Consequently, the distinct departure procedure from Runway 02R to the ZYG departure point raises the suggestion of relocating the flight segment between the PANKO approach point and UU702 initial approach positioning point to the PANKO approach point to HLC initial approach positioning point during navigation (as shown in Figure 16). Such an adjustment could potentially mitigate congestion and operational challenges in this critical airspace area, promoting smoother operations and reducing vulnerability to state fluctuations observed in this region.

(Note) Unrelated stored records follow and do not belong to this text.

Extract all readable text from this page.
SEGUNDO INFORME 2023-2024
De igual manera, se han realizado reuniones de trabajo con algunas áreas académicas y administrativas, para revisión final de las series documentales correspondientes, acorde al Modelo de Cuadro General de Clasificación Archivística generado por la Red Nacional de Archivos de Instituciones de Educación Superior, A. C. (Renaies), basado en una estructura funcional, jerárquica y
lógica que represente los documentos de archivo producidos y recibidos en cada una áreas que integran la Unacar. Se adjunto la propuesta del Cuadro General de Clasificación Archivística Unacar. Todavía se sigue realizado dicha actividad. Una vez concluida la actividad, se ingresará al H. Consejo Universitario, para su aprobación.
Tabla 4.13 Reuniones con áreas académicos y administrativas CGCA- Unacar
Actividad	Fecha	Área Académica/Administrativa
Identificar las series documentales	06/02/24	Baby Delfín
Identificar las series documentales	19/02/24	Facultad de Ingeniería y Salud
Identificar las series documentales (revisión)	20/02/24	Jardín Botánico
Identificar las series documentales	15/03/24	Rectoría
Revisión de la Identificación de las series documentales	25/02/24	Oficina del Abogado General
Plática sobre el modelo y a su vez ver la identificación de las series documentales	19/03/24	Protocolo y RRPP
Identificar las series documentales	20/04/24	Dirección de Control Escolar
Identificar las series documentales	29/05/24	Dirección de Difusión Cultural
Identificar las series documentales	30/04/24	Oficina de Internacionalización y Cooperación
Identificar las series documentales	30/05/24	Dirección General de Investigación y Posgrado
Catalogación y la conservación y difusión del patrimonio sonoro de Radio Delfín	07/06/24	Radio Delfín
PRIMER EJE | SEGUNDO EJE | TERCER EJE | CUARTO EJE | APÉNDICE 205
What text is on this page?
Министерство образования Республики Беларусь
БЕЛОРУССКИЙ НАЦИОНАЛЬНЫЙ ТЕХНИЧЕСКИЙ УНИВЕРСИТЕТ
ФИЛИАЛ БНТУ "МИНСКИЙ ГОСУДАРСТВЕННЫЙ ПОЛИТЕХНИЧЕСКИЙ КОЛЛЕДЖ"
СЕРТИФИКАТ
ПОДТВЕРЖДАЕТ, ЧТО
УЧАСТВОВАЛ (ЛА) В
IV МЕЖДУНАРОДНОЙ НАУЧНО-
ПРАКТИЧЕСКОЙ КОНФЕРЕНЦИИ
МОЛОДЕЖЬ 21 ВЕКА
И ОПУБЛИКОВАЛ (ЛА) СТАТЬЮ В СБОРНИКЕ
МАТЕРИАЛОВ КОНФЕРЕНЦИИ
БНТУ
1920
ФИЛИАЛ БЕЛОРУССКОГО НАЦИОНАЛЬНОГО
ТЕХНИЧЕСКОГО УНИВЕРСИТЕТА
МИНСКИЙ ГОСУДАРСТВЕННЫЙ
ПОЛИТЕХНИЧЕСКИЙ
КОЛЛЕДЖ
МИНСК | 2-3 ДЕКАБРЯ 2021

Indeed, this study has certain limitations. Firstly, the covariate design of terminal airspace’s operational state only incorporates congestion’s impact on segment flow rates, lacking a comprehensive multiscale quantification index construction. Secondly, the research primarily centers on terminal airspace congestion dynamics, neglecting the influence of the airport surface system.

7. Conclusions

This paper enhances the traditional Moran’s Index model by dissecting the operational characteristics of terminal airspace concerning state parameters, spatial weight matrices, and the temporal dimension. This improved model, termed the ST-Moran Index, is tailored to capture the dynamic evolution of congestion within terminal airspace. To validate its efficacy, flight operation data from Chengdu Shuangliu International Airport’s controlled terminal area were employed. Given the absence of aircraft type information in the ADS-B data, all flights were assumed to belong to the same aircraft type for analysis purposes in this study. The ensuing conclusions are as follows:(1)The enhanced ST-Moran’s I model exhibits evident effectiveness in analyzing terminal airspace congestion, as highlighted by the results. This paper demonstrates that compared to the traditional ST-Moran’s I model, the improved version significantly enhances the recognition rate of congestion in both spatial and temporal dimensions. Specifically, it increases recognition rates by 62.5% for spatial dimensions and by 43.61% for temporal dimensions, surpassing conventional models.(2)Analyzing the congestion dynamics in Chengdu terminal airspace revealed spatial correlation primarily in the ascent segment after takeoff and at the juncture of approach and departure segments. Additionally, the impact of positively correlated segment combinations spreading to their downstream counterparts was observed.

Future studies might emphasize indicator design across multiple scales and analyze air-ground integration concerning congestion.

8. Practical Implications

This paper introduces a model designed to analyze the spatiotemporal dynamics of congestion within terminal airspace. Through case studies, it has been demonstrated that this model effectively assesses the evolution and state of congestion in terminal airspace. The practical implications of this work can be highlighted as follows:(1)Operational optimization: understanding congestion patterns across different timeframes and locations can significantly enhance flight planning and traffic management. This understanding facilitates better route adjustments, landing/departure procedure optimization, and overall flight efficiency improvement, thereby reducing congestion.(2)Airspace planning: improved insights into airspace structure and routes enable more efficient planning and design. This aspect is crucial for establishing more streamlined control areas, increasing flight capacity, and mitigating congestion.(3)Decision support: this model aids airlines, regulatory authorities, and airport managers in making more informed decisions. It optimizes resource allocation, refines operational processes, and enhances overall efficiency.

Data Availability

The data used to support the findings of this study are available from the corresponding author upon request.

Conflicts of Interest

The authors declare that there are no conflicts of interest regarding the publication of this paper.

Acknowledgments

This research was funded by the Fundamental Research Funds for the Central Universities (ZHMH2022-008), the Subproject of the National Key Research and Development Program (2021YFB2601704), the Sichuan Science and Technology Plan Project (2021YFS0319), and Funding for Graduate Student Research and Innovation at Civil Aviation Flight University of China (X2023-34).